スマートフォンアプリであることから、アクセス頻度が高いのも特長です。場所と時間を選ばず、たとえばセールスパーソンならば移動の電車内でも使えますし、店舗スタッフやドライバーならば、ちょっとした休憩時間に閲覧したり、情報発信したりすることができるのです。
佐宗:理念の浸透には、やはり企業理念を自分事としてとらえることが大切ですね。そのためには、使い勝手のよいアプリなどのツールはとても重要ですが、それ以前に、企業理念が明確に伝わるナラティブなストーリー、つまりは「物語」が大切です。物語の共有は、組織への愛着を再認識させますから。
たとえ刷新したばかりの企業理念であっても、額に入れられた標語のままではけっして浸透しません。生きた物語として、従業員を含めた多様なステークホルダーにいかに共感されるか。物語力が問われています。
山本:当社では、社長ブログの中で創業のきっかけや、アプリ開発秘話、資金調達の苦労、株式上場への道のりに至るまで、企業理念に裏打ちされた物語を綴っています。

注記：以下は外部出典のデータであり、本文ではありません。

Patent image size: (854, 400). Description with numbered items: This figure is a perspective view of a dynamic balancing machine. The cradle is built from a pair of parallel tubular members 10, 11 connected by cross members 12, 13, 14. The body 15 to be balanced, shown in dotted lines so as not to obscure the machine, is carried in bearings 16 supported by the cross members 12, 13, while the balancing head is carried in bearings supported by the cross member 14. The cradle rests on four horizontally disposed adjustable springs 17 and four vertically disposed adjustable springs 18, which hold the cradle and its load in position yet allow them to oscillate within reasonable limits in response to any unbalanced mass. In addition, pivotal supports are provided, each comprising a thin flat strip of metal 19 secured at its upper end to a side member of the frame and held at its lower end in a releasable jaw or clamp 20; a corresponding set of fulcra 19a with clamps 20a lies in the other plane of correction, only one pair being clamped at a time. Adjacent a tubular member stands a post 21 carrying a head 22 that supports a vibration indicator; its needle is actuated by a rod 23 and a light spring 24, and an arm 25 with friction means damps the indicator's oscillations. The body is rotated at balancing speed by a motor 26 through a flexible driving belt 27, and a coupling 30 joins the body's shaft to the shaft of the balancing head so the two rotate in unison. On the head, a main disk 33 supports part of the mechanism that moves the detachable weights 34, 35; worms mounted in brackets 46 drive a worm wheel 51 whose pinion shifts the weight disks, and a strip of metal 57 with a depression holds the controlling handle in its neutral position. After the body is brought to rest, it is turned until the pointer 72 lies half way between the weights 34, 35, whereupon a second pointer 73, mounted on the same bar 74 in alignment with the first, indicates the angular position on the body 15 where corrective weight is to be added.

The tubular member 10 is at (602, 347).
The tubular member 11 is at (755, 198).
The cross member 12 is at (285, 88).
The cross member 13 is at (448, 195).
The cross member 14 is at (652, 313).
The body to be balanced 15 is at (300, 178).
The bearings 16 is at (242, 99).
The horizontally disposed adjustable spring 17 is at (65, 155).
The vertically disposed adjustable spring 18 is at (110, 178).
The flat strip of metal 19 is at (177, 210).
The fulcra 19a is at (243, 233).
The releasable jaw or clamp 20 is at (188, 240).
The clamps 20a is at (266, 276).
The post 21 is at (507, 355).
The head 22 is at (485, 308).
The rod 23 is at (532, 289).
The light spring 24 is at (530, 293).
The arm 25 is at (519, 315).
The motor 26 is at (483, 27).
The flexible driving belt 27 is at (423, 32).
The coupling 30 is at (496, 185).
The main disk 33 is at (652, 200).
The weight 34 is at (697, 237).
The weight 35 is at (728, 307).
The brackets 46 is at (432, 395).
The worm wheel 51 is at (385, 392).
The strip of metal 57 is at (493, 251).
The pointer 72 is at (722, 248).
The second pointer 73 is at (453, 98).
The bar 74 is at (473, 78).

会社設立から10年の節目を迎えた2023年には、今後10年の展望も含めて、社長みずからが企業理念への思いを語り直しました。
佐宗:自分の会社がどこから来て、いまどこに立ち、これからどこへ向かうのか、企業理念に裏打ちされた物語として語ることは、さらなる成長に不可欠な求心力と遠心力を強化するうえでもとても重要です。過去と現在と未来をていねいに紡いでいけば、その過程で自社の強みを再確認し、オリジナルな価値創造ストーリーが生まれるはずです。